По моему глубокому убеждению, системность педагогических и методических знаний школьного специалиста должна быть выстроена на системности человека. Антропология — вот предмет, который обязан был бы лечь краеугольным камнем в фундамент профессиональной подготовки учителя, иностранных языков, в том числе. Но увы, имеем то, что имеем. Учитель будто бы и не изучал в институте психологию, не сдавал экзамены, не получал зачеты.
Рассмотрим еще несколько сюжетов, иллюстрирующих психологическую безграмотность «методической общественности».
В психологии стало хрестоматийным описание особенностей запоминания завершенного и незавершенного действий.
Еще в начале века Б.В. Зейгарник, основываясь на собственных наблюдениях, осуществила ряд экспериментальных исследований, результаты которых дали однозначный ориентир учебной практике: учебное действие должно нести на себе печать недосказанности, незавершенности, предполагать в самом своем содержании необходимость продолжения и развития... Действующая методика в своем базовом регламенте действует с точностью до наоборот: учебные циклы выстроены в логике завершенного действия: выучил — отрапортовал (озвучил) — получил оценку — и... забыл, что совершенно запрограммировано таким алгоритмом.Эксперимент Б.В. Зейгарник с тех давних времен был многократно воспроизведен в различных контекстах, выводы подтверждены и развиты. Почему наш методист ни сном ни духом не ведает о специфике запоминания завершенного и незавершенного действий как и о других элементарных психологических фактах?
Подобный пробел наш ученый методист обнаруживает и в понимании характеристик речи. Активная речь по-методистски — это любая громкая речь. Например, «говорение на заданную тему» в пределах изученной лексики. Обучение активной речи — это всегда обучение говорению с помощью «условного» говорения, с помощью имитации говорения. Условно-речевые упражнения составляют девять десятых всего содержания школьного обучения иностранному языку. Девять десятых усилий связаны с суррогатным языковым материалом, суррогатными действиями, суррогатными мотивами. Не мудрено, что и после десяти лет изучения иностранного языка в школе и вузе мы, в лучшем случае, владеем его особой разновидностью, этаким методическим суррогатом. Подробное описание этого суррогата, хотя и несколько оптимистическое, вы найдете в любой официальной программе по предмету.

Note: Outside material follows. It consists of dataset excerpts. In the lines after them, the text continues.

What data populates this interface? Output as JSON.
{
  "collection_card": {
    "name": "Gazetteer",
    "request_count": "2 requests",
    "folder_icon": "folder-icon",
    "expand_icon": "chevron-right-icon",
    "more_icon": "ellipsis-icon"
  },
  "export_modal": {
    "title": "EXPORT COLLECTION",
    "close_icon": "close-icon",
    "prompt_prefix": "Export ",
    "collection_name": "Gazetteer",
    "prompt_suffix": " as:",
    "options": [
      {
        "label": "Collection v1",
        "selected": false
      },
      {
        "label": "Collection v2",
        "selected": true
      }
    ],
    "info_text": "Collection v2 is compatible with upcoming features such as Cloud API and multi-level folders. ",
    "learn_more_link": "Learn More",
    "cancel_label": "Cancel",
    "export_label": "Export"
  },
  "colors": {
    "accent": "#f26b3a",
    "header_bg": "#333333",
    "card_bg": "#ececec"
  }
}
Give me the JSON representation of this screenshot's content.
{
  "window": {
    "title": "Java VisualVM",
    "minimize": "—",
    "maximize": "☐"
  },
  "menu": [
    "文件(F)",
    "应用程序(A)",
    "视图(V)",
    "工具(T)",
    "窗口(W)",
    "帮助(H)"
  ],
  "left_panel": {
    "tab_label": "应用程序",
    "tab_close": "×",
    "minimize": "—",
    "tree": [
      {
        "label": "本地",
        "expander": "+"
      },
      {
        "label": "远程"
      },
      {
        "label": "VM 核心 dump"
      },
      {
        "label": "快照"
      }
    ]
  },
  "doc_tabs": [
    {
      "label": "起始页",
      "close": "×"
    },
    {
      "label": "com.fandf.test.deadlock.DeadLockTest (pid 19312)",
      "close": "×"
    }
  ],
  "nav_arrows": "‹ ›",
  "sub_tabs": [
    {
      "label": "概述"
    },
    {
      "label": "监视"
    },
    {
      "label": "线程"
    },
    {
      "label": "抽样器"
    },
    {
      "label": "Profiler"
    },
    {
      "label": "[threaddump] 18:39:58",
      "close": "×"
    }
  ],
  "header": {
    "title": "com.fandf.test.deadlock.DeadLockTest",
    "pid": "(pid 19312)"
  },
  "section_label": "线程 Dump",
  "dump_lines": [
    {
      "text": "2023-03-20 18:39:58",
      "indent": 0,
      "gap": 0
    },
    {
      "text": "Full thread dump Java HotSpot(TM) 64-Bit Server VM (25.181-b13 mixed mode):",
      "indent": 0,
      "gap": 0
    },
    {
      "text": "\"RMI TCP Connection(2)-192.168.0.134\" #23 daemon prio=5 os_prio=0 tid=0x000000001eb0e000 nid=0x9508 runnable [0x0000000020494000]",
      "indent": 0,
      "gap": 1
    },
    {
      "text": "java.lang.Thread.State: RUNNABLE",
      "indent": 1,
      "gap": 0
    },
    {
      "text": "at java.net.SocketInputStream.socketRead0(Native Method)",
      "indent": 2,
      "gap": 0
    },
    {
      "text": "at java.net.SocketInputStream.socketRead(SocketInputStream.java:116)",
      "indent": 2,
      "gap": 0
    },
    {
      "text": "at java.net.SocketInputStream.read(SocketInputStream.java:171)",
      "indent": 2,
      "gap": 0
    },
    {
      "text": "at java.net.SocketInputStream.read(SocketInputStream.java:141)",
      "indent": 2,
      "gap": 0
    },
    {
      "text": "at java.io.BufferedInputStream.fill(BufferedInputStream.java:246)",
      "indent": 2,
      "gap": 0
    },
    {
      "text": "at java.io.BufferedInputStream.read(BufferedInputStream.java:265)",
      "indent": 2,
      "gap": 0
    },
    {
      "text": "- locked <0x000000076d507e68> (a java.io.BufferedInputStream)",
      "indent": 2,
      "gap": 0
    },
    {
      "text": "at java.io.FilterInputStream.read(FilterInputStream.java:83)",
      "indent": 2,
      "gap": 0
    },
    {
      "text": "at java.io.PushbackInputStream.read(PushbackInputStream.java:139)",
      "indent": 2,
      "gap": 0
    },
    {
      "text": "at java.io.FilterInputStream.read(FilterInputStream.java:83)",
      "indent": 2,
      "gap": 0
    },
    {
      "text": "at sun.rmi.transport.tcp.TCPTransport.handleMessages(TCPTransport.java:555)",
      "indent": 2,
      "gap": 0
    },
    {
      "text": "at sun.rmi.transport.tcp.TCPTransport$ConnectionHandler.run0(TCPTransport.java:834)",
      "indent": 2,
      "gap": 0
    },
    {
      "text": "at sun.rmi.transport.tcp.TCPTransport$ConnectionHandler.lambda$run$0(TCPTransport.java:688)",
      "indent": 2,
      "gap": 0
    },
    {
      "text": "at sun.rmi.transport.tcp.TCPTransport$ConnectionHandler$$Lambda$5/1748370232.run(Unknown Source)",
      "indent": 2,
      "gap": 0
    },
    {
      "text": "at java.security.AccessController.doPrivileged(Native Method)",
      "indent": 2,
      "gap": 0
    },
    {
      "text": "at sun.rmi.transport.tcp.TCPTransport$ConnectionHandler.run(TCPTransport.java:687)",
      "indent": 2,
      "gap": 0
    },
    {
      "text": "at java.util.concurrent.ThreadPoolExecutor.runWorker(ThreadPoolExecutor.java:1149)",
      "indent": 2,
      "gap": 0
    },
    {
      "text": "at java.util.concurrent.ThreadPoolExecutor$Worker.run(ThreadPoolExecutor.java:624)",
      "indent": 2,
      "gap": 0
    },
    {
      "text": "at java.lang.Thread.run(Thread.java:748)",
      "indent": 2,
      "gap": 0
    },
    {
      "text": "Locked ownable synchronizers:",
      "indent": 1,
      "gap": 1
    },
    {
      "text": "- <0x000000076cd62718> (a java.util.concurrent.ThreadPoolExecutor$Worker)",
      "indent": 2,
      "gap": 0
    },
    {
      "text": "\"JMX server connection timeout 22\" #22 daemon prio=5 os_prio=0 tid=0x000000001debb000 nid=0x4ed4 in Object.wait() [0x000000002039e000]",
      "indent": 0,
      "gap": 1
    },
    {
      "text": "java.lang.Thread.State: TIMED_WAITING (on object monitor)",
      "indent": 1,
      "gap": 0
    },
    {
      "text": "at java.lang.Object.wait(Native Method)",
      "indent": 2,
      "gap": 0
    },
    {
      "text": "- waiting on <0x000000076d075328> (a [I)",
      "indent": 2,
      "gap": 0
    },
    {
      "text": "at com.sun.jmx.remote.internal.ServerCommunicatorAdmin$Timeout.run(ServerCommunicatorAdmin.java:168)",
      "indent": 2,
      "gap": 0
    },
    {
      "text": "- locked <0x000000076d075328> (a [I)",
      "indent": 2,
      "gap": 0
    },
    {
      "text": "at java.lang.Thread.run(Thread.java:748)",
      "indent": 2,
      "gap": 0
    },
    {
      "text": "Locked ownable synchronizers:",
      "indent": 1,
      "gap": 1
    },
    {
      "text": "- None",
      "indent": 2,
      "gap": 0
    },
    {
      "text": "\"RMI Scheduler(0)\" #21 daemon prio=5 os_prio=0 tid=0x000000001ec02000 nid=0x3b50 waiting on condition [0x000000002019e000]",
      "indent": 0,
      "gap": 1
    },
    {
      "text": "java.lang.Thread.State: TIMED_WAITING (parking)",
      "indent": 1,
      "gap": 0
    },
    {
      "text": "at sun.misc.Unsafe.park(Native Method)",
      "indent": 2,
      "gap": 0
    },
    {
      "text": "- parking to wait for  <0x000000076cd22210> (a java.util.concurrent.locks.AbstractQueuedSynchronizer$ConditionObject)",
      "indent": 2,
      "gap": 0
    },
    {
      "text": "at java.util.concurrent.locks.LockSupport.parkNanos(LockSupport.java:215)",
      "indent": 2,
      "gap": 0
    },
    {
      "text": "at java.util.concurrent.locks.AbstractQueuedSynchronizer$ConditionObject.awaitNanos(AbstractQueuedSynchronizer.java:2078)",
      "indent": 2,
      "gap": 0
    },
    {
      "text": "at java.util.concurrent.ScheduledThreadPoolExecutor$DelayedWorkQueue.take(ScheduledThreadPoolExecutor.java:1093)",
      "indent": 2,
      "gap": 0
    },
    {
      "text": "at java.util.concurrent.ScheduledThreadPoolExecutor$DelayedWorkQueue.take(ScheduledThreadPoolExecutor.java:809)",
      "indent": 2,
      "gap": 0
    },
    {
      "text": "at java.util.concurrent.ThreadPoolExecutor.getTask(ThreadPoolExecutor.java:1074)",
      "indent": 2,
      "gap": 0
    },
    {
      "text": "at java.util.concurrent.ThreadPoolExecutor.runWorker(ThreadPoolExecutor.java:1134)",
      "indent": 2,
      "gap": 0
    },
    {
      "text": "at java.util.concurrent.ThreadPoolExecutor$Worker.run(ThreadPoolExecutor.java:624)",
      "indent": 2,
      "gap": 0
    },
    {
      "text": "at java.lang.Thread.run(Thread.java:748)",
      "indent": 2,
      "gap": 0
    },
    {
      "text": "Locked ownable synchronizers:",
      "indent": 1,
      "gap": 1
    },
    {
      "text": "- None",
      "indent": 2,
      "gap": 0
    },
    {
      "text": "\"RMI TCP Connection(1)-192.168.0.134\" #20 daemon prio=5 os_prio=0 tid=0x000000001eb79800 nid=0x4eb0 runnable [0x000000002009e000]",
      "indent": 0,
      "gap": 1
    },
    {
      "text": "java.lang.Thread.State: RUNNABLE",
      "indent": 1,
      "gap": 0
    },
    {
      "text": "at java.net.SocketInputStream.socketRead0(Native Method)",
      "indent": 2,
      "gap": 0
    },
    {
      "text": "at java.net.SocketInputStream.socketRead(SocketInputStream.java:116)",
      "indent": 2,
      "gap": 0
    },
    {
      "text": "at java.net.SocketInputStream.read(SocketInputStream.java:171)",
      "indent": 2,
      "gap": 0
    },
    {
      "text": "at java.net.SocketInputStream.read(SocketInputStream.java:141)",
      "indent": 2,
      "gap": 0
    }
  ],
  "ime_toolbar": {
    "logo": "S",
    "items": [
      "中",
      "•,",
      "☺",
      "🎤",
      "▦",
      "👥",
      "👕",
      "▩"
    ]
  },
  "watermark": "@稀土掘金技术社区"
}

Истинно активная речь является таковой не потому, что она звучит, что она громкая и слышна другим, и даже не потому, что она продукт активности речевого аппарата. Понятие активности в психологии применительно к человеческой жизнедеятельности неотделимо от такого качества личностного бытия, как наличие позиции. Речь может быть признана активной, когда она выражает личную позицию — мнение, взгляд, отношение и т.д., когда она выстроена из собственного «строительного материала» — мысленного, лексического, грамматического и т.д. Речь же «по-методистски» — речевые реакции на речевые стимулы — собственных размышлений учащегося и вовсе не предполагает, внутренней мотивацией не обременена — учитель «работает мотивом», на собственные присвоенные языковые средства такая речь не опирается. О речи от души, от сердца, о самопроизвольности на уроках иностранного языка нет и помина. А без этой составляющей любая речь мертва. Вы же не требуете от чучела, которое, повинуясь ветру, двигает руками, бежать за вором.
Учитель пытается очеловечить такой урок игровой атмосферой, «сменой видов деятельности» (насилия), исчерпывающей наглядностью, техническими средствами и прочими ухищрениями. А на деле внутренняя беззвучная речь ученика может быть во сто крат более «активной», нежели самый заученный пересказ, самый отрепетированный диалог. Говорить об активной речи до появления внутренней речи на иностранном языке, иноязычных мыслеобразов просто бессмысленно. Но и эта «банальность» для методиста непостижима.